In 1933 his classic proletarian novel, The Disinherited, was published. At the time this first novel was widely received as a major breakthrough in American working-class fiction and, after four decades of neglect, it is now finally being rediscovered. Highly autobiographical and quite episodic in structure, The Disinherited recounts the struggle of its protagonist, Larry Donovan, to survive economically and spiritually as he moves from coal mine and steel mill to tire plant and Midwestern farm. While the book ends with Donovan discovering his salvation in group protest and labor organizing, it avoids the formulaic didacticism of much 1930s proletarian fiction.

Conroy also started three little magazines — Rebel Poet, The Anvil and The New Anvil — devoted to discovering and giving voice to as yet unknown worker-writers from across America, including Richard Wright and Nelson Algren, with whom he worked on the Writers' Project of the Works Progress Administration in Chicago; Meridel LeSueur, a journalist, labor reformer and fiction writer later banned during the McCarthy era; and Arna Bontemps, an African-American writer of fiction and non-fiction with whom Conroy co-authored several books.

Douglas Wixson's book is a consistently fascinating study of the often painful and sometimes implausible details of Conroy's life and career up to the 1960s. It merely summarizes the relatively obscure and peaceful closing decades of the editor-novelist's long life, which ended in 1990. When one considers what Wixson is primarily interested in accomplishing, this structural imbalance is not an important limitation or weakness in his approach. Wixson emphasizes in his afterword that "{Worker-Writer} is not a biography in the traditional sense."

It is, in fact, not the biography of a man, but of a literary movement, that of 1930s Midwestern worker-writer fiction; and it eloquently documents the struggles of the talented, colorful and, in most cases, ultimately defeated group of men and women who created it.
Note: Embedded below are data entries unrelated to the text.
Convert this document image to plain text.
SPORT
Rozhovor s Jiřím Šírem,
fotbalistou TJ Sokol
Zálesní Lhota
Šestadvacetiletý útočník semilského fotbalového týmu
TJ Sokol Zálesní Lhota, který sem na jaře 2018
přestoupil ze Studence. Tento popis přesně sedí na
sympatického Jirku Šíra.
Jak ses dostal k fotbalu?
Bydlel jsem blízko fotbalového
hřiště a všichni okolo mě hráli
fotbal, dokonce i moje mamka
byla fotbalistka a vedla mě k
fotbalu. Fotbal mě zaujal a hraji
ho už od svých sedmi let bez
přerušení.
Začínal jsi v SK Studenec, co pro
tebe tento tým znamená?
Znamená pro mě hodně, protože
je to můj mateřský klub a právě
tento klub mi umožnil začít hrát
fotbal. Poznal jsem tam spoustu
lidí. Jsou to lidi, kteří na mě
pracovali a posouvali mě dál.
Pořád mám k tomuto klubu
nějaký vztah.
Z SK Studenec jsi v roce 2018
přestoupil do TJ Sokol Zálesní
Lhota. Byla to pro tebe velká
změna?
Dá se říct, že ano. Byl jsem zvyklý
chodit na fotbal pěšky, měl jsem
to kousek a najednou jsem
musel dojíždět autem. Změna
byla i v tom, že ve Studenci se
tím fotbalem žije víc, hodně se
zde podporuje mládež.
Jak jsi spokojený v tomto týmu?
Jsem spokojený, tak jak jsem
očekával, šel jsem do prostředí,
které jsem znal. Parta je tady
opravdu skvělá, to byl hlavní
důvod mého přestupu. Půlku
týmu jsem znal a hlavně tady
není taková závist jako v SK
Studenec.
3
Wixson resurrects such largely forgotten but invariably intriguing figures as Sanora Babb, Edward Falkowski, Joseph Kalar, Ruth Lechlitner, Joseph Vogel and W.W. Wharton. His account of the life and career of the wildly eccentric and deliberately provocative "farmer-poet of Missouri," H.H. Lewis, is, in itself, reason to read Worker-Writer in America. Wixson's decision to make Conroy the emblematic figure for this literary group is both an obvious and appropriate choice.

Wixson offers a graphic account of the formidable obstacles they confronted. First, there was what he calls the "proletarian night" of the worker-writers, who had to attempt to produce convincing creative prose at night after working long, exhausting, sometimes dangerous and always boring jobs during the day. At least, that was their common problem when there wasn't a worse one — unemployment and the threat of homelessness. In addition, living in small towns or on farms in the Midwest, these ambitious young artists were locked out of any kind of creative community. One of Conroy's main gifts to them was a bridge over such isolation with outlets for their work like Rebel Poet and The Anvil.

Still, as Wixson conclusively documents, the back of the Midwestern worker-writer movement was not ultimately broken by such immediate and practical concerns, but by orchestrated assaults from both the literary right and left. Conservative critical denunciation of Conroy, Lewis and LeSueur (and, for that matter, of Algren and Wright) was, from the first, extreme and unforgiving — the charge being that these proletarian writers were artistically crude and politically subversive. In the long run, however, much more devastating to the careers and reputations of the Midwestern worker-writers was their repudiation by the political and artistic left during the Popular Front years of the mid-'30s. Wixson ends Worker-Writer in America with a plea that the longstanding critical neglect of their contributions be corrected. He argues that "we need to continue the task of recovering 'disappeared' writers and clarifying neglected traditions. It may happen again that a generation of bright, young and energetic men and women, uprooted, without a future, helmless and homeless, hear the voices of 'those who do not write.'"

His book represents an excellent beginning for such a worthy project. 

James R. Giles is professor of English at Northern Illinois University. He is the author of Confronting the Horror: The Novels of Nelson Algren (Kent State University Press, 1989).